Imelda from east London told Socialist Worker, “I lost my job as a secretary in April. I am in my 50s and I don’t know if I’ll find another job.

“The process of signing on is demeaning for people on both sides of the counter. I want the unemployed and those in work to see that we have the same fight.”

Trade unionists involved in various struggles spoke at an opening meeting to kick off the conference.


A Unite member, who is also involved in the National Shop Stewards Network, said, “Last year the big question was, will workers fight back?

“But now people have started to fight. I think Visteon has marked a turning point. There is a new trend developing of effective resistance.”

Glenroy Watson from the RMT transport union was cheered when he spoke about the successful tube strike in London last week.

“If you listened to the media you would’ve thought that we were all depressed on the picket lines,” he said. “But the reality was that we had a very strong and successful strike.”

Russ Ball, the senior Unite (T&G section) union steward at the B&Q contract for DHL, Welwyn Garden City, told Socialist Worker, “The conference is a good start to get us back on track. We need things like this to make our movement more cohesive.

“The union movement has got to get back to the grassroots. The leadership has lost sight of what class struggle is all about. Why should we be affiliated to a Labour Party that attacks workers?”

Lynne, a Unite steward from Fujitsu, said, “It’s clear from most people who are at the conference that we need a fight that unites workers, the unemployed, and workers in the public and private sectors to take things forward.”

Delegates gave standing ovations to Pat Phelan from Waterford Crystal in Ireland and Ron Clark from Visteon.

Pat, a Unite shop steward, told Socialist Worker, “What we learnt from our occupation is that you have to trust the union membership.

“Rank and file workers took over the occupation and ran it themselves. They have a lot of experience and knowledge that the shop stewards don’t have.
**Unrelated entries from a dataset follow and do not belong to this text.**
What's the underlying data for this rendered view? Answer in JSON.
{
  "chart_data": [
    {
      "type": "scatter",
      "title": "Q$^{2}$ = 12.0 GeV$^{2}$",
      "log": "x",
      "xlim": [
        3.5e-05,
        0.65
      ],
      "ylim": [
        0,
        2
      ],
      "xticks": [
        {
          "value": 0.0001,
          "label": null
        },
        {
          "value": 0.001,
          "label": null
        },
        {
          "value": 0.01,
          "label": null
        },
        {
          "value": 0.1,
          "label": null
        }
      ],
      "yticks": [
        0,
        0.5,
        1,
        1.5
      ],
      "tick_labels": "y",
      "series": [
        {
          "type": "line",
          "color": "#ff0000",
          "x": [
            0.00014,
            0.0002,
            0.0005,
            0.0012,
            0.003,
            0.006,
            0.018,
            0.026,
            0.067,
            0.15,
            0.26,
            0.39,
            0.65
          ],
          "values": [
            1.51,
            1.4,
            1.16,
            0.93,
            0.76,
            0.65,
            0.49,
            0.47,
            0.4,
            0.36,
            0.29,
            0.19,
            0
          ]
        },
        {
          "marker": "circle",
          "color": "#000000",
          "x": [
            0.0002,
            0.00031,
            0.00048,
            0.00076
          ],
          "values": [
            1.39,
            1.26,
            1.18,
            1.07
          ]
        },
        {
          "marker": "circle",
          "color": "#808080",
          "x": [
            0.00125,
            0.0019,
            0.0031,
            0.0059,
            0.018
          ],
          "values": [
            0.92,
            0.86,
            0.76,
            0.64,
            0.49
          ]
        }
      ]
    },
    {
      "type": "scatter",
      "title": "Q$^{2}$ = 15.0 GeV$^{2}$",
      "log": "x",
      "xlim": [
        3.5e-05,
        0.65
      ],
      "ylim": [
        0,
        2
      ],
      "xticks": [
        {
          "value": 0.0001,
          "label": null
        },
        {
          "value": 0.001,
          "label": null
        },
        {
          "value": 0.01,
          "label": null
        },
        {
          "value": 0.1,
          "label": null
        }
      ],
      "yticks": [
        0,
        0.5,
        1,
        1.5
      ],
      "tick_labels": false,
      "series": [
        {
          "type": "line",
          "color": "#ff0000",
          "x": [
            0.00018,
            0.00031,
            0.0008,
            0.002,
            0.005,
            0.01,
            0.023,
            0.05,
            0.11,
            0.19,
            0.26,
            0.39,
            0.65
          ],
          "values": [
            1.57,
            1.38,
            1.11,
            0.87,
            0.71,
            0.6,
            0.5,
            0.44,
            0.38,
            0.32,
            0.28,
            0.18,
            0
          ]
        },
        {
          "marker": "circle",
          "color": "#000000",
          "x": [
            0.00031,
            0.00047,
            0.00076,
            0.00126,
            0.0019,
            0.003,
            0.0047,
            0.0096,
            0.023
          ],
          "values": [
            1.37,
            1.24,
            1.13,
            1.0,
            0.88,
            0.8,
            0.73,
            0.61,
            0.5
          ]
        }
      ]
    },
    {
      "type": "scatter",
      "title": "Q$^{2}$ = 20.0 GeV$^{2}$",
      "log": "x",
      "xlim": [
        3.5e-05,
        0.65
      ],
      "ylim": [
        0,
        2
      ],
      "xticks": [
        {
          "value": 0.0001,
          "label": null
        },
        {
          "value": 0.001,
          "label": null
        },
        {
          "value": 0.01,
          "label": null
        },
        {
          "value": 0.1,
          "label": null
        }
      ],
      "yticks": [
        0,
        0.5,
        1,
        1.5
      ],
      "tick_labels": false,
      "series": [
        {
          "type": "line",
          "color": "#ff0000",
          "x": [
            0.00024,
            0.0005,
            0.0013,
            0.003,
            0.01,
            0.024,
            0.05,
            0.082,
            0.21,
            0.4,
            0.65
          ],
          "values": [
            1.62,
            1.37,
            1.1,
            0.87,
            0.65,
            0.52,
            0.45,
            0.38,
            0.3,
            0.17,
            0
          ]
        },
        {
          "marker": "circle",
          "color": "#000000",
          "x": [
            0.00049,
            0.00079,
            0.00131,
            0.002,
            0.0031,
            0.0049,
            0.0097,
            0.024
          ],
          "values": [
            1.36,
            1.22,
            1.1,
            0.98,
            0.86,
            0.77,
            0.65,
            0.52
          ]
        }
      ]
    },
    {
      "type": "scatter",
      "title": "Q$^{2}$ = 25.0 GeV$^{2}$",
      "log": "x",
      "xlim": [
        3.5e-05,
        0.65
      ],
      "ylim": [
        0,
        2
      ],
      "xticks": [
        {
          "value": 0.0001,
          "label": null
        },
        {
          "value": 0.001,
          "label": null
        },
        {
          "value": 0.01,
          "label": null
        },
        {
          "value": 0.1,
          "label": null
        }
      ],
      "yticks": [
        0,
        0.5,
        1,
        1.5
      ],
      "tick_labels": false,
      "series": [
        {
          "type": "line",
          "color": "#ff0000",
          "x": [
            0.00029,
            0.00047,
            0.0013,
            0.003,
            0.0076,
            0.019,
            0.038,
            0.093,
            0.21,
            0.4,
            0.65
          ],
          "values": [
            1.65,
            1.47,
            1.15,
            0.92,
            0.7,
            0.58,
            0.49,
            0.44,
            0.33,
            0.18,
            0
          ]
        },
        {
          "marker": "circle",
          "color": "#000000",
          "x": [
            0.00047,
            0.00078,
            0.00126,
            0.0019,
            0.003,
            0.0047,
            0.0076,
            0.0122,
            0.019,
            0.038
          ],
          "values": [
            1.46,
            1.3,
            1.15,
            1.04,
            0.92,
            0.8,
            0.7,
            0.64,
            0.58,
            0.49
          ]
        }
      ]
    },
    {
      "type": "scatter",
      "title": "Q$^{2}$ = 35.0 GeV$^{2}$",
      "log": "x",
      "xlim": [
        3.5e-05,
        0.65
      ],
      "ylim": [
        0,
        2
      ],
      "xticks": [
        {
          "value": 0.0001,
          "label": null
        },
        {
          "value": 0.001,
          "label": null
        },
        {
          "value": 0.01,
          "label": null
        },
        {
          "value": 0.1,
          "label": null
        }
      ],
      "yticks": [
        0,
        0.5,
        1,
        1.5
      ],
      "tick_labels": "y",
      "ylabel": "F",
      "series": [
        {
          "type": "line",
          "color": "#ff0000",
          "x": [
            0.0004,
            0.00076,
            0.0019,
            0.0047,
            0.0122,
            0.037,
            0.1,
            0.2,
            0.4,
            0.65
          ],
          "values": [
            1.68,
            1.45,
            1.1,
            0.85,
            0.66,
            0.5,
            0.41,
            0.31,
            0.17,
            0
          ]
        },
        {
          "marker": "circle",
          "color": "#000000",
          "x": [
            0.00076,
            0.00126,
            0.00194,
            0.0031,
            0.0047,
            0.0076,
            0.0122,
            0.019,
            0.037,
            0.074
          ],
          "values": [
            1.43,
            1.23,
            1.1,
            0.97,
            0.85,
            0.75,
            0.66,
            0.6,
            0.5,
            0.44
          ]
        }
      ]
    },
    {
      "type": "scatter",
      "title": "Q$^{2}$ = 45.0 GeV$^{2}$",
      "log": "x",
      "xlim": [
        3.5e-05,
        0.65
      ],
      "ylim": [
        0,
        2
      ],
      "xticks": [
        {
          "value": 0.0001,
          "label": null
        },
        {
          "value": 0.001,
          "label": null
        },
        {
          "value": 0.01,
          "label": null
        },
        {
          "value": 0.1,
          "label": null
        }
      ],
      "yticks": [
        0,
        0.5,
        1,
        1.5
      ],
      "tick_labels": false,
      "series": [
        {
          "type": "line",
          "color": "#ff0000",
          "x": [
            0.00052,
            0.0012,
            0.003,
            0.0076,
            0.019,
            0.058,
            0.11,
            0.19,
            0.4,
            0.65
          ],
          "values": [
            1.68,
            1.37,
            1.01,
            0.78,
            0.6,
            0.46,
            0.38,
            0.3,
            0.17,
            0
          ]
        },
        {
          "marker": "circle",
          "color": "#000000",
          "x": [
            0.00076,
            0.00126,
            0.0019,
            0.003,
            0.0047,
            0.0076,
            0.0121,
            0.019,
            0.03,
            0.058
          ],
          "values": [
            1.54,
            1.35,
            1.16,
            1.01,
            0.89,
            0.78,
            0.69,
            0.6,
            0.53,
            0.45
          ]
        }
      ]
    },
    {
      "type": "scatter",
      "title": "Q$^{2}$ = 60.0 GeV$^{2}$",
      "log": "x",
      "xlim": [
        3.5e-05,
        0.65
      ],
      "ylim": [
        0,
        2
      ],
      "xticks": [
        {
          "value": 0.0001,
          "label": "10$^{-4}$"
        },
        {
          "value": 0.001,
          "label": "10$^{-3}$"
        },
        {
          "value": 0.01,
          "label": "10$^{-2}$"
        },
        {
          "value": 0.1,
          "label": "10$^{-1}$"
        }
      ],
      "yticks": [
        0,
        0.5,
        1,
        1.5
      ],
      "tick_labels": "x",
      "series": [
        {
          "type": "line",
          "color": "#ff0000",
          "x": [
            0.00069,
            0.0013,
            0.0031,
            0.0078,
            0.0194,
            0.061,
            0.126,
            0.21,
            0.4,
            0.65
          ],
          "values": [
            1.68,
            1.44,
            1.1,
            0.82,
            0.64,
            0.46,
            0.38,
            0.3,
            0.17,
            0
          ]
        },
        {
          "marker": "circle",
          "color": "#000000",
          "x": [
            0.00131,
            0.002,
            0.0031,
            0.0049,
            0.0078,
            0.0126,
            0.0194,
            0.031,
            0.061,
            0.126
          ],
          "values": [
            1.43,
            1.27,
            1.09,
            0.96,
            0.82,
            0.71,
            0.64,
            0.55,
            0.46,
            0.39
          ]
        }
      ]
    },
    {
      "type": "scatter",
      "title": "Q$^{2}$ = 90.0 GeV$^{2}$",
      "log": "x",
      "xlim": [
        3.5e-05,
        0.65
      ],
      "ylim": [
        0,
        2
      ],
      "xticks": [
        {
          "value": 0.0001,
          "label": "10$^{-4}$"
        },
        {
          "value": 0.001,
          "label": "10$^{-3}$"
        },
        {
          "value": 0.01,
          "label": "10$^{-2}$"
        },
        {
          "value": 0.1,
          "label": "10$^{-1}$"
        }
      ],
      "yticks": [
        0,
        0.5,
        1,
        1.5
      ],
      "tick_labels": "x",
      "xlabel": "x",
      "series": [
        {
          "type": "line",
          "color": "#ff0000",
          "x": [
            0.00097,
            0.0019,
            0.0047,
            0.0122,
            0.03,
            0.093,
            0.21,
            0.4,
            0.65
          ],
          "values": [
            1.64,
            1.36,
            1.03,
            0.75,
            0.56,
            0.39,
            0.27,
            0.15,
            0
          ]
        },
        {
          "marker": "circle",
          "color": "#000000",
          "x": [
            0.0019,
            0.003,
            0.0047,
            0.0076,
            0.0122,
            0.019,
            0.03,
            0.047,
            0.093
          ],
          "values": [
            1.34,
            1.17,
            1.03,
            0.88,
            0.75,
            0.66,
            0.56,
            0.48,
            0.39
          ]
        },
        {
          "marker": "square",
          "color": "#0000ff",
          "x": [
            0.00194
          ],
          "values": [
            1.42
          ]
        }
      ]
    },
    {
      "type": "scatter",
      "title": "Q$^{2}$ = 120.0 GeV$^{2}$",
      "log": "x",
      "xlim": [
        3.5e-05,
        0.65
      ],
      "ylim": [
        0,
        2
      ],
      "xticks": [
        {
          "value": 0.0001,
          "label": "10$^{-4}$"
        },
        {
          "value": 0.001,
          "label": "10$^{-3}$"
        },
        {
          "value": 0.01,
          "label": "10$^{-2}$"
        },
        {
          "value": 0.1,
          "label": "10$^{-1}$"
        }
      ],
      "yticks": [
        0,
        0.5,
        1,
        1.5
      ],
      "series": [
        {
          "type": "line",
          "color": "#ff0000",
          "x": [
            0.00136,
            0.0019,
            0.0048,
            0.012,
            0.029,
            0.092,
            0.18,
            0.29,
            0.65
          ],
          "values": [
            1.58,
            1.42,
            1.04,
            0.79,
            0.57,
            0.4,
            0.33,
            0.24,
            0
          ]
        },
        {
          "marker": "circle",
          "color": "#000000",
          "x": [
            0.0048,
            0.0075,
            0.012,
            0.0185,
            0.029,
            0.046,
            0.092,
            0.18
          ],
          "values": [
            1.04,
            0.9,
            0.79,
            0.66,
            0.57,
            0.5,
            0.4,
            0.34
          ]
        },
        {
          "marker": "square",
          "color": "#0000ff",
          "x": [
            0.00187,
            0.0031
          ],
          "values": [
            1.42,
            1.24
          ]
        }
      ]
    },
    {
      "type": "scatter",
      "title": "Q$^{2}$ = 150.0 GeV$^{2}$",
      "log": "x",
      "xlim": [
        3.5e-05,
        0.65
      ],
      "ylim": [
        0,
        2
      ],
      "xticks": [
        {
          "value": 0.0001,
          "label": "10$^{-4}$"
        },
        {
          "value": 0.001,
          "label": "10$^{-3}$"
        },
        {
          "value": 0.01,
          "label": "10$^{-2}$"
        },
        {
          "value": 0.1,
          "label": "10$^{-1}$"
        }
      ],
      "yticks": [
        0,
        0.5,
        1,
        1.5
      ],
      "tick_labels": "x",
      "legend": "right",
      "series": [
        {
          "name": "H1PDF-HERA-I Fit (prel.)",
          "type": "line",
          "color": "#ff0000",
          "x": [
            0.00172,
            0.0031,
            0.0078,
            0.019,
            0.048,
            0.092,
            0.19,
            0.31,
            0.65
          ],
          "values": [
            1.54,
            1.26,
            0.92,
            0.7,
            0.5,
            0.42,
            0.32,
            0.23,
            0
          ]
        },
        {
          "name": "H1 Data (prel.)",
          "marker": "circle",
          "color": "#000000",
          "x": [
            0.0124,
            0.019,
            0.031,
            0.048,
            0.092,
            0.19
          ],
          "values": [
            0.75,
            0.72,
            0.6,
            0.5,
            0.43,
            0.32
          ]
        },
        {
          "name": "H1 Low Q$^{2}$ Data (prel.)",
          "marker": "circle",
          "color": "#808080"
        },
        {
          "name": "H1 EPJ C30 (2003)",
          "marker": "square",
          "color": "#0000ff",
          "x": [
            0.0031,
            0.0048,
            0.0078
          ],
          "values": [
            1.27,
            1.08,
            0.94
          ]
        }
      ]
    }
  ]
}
“Fighting back always has an impact regardless of what is won – it means that people start demanding to be treated with dignity and respect. There is always a benefit to resisting.”

Pat talked about the threat of racist ideas winning a wider hearing in the recession. “It’s the easy argument to blame someone else,” he said. “But that racist argument has to be confronted at a trade union level.


“If employers are using immigrant labour to drive down the cost then the unions have to fight that by arguing that everybody has to stick together.”

The discussion on opposing racism and fighting for jobs for all workers continued throughout the conference.

As Stalin Bermudez, a victimised union rep from Soas, part of the University of London, put it at the opening meeting, “We are workers wherever we come from. Some people want to blame us for the problems in this country. But the only enemy we have is the capitalist.”

The conference voted on a general statement of principles and to focus on building a demonstration over jobs at Labour Party conference on 27 September, which has been called by the UCU lecturers’ union and backed by the NUJ journalists’ union.

Delegates elected a steering committee to mobilise for the protest and initiate Fight for the Right to Work meetings in cities across Britain.